In this enumeration, a two-sample capture-recapture calculation was used to estimate that 6,904 sex workers were operating in the Nairobi CBD in April 2009. This is among the first robust enumerations of this important most-at-risk population (MARP) in Nairobi, which has important implications for planning purposes. Moreover, geographic data demonstrate close proximity between our sex worker outreach program and sex work hot spots, which themselves cluster in a relatively small area. Location of HIV/STI prevention and care services near sex workers' places of business is likely an important variable for them to access these services regularly, as has been shown for MARPs on long-distance truck routes in East Africa 
Two samples of sex workers operating at 137 mapped hotspots were drawn during peak sex work; considering the large number of enumerators, and the size of teams ranging from three to five members, assigned at most three hotspots that were adjacent to each other, we predict that hotspot coverage was adequate. This arrangement aimed to minimize the chances of missing the target population working in the CBD at the time of enumeration. Furthermore, we have scaled up this exercise for a recent World Bank-funded initiative to enumerate sex workers across Kenya, and found this to be very feasible, even at a large scale, at relatively low cost (unpublished).
For capture-recapture estimates to be valid, certain conditions need to be met: the target population must be closed; the two samples must be independent; recaptures must be correctly identified; the probability of being captured during both rounds equal; and that the people captured must belong to the target population. Although the target population in this study is mobile, little change was anticipated given the short interval between samples. The sample locations did not change, and therefore the samples were independent. Ensuring correct identification of recaptures prevented overstatement of the actual number of recaptures that would have led to an underestimate of the target population. SW counted the first day may have been more likely to be included on the second day, due to familiarity with enumerators. An increase in the recaptures and subsequently a reduction of the estimate may have been balanced by SW who refused or were too busy to receive enumeration cards on the first day, but included on the second day. Double counting on both days was minimized by not giving incentives that would have facilitated movements of SW from one hotspot to another, and by establishing whether a card had been received from another enumerator that evening. Even though peer leaders ensured that the people counted were SW, a few individuals might have received the enumeration cards by mistake, possibly because they expected to gain in return.
By the end of 2011, we recruited and enrolled 6,572 female sex workers to the SWOP-City clinic, in the same area where this enumeration took place (). Based on this enumeration in 2009, it appears nearly 95% of sex workers in this area are being reached. However, this clinic draws attendees from many areas of Nairobi. SW who access this clinic receive free education and risk reduction counseling, condoms, and HIV/STI testing and care. Therefore, although coverage of the Nairobi CBD is dramatically improving, it is likely that there are still more sex workers who need to be reached. Furthermore follow-up of enrolled SW is important to maximize the impact of HIV/STI prevention messages. To ensure access to STI/HIV services has been improved for sex workers in Nairobi County, six dedicated clinics were opened in 2011.
Cumulative enrollment of female sex workers at the SWOP-City Clinic in the Nairobi Central Business District, Aug 2008 until Oct 2011.
The current study did not use any male sex worker peer leaders to identify male SW. This probably explains why only five percent of the total estimated SW population is male, despite belief that there are many male sex workers in the CBD. This also implies that even though reaching out to SW is generally difficult, male SW may be even more difficult to reach. Through a more targeted approach, we have enrolled 463 male SW in SWOP-City clinic by the end of 2011. The proportion of the actual Nairobi CBD male SW population this represents is difficult to ascertain. Another limitation is that sex workers are a mobile population, and the methodologies used here might not capture this challenging aspect of population estimation. Future studies should devise better strategies to take this important (and potential risk) factor into account.

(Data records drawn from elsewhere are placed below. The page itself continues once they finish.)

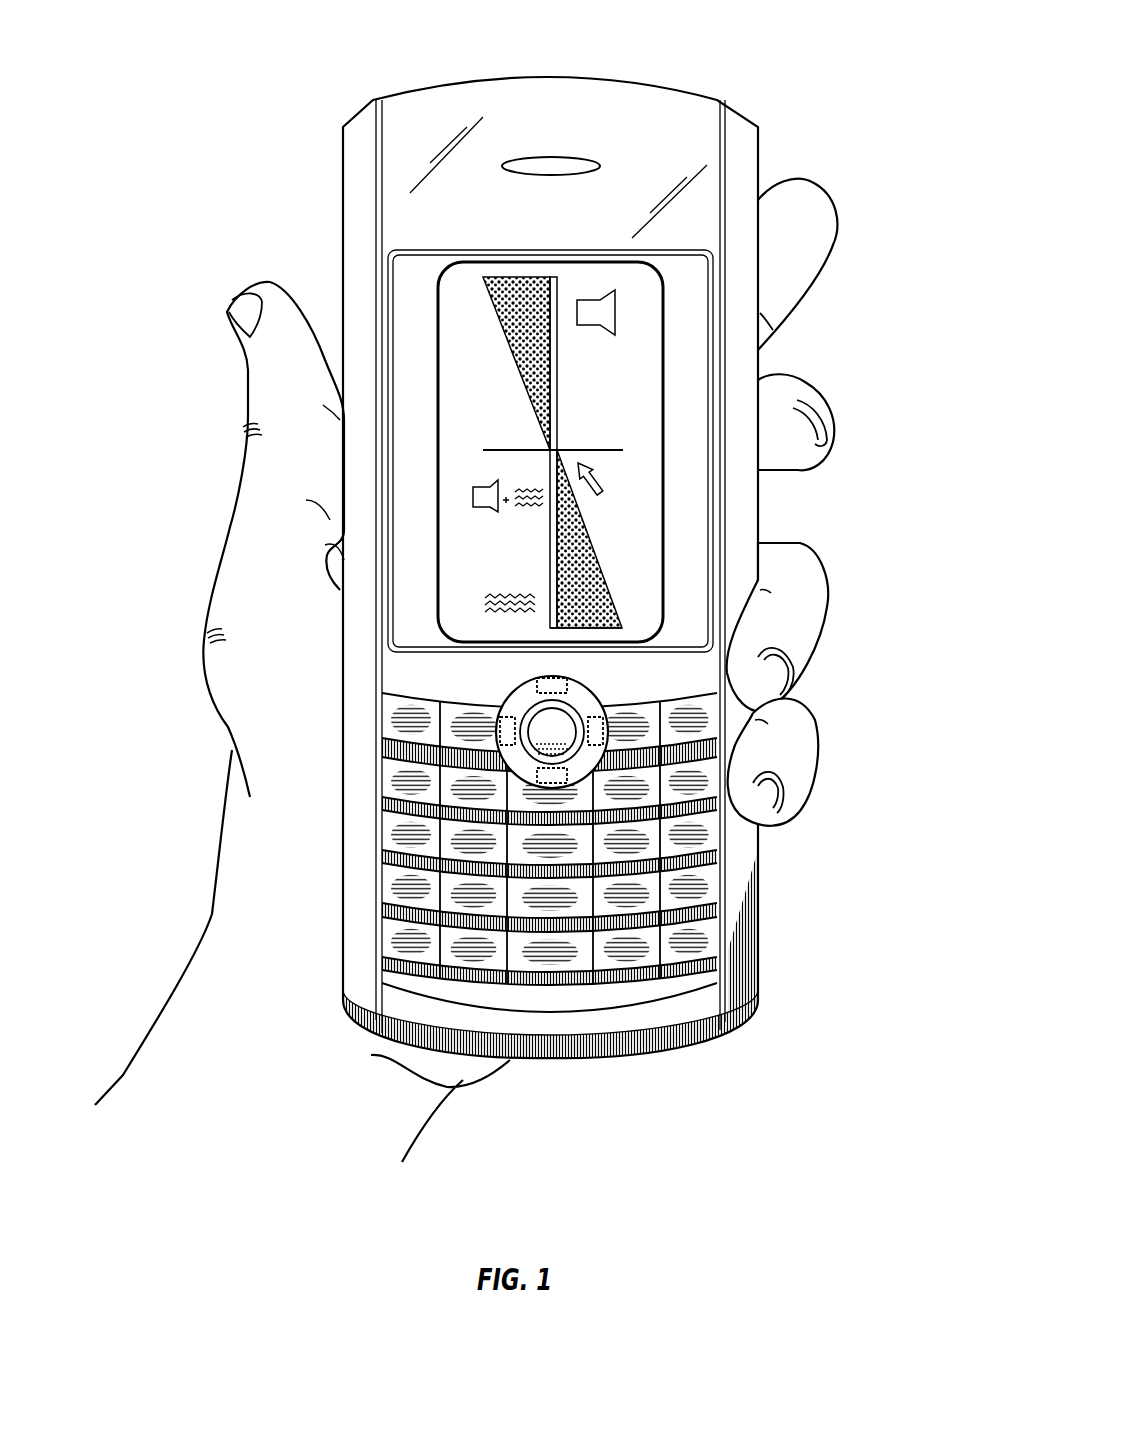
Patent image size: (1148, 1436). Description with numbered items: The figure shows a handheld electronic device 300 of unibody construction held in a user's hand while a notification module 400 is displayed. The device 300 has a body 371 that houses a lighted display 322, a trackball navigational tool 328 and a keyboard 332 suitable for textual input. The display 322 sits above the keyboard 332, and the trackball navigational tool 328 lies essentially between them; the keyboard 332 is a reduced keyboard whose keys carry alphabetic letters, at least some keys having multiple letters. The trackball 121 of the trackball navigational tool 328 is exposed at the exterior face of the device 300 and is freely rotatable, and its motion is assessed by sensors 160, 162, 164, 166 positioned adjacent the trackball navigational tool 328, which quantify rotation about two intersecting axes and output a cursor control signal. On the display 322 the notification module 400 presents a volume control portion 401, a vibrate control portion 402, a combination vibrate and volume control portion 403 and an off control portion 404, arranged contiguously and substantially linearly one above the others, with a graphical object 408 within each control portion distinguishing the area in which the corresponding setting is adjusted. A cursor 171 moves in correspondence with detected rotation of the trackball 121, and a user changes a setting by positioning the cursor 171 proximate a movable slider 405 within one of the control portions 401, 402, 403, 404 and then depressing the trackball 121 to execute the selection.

The handheld electronic device 300 is at (536, 567).
The body 371 is at (760, 142).
The lighted display 322 is at (413, 267).
The notification module 400 is at (536, 400).
The volume control portion 401 is at (517, 388).
The off control portion 404 is at (543, 442).
The combination vibrate and volume control portion 403 is at (543, 535).
The vibrate control portion 402 is at (543, 623).
The movable slider 405 is at (612, 452).
The graphical object 408 is at (613, 312).
The cursor 171 is at (598, 502).
The trackball 121 is at (473, 727).
The sensor 160 is at (550, 725).
The trackball navigational tool 328 is at (583, 685).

Finally, it should also be appreciated from a map of Nairobi that the area covered represents a small proportion of the total metropolitan area, and that there are at least half a dozen other districts around town that contain a large number of entertainment bars and clubs, or where sex workers are known to work in large numbers. Indeed, preliminary data from an ongoing mapping exercise suggests that the total number of SW in greater Nairobi is several times that in the CBD. However, the methodology utilized for this study seemed to work well, and could be easily replicated in other locations in Nairobi or elsewhere. There is a need to accurately estimate the size and location of this high-risk population since it has important implications for the design of successful HIV/STI prevention programs.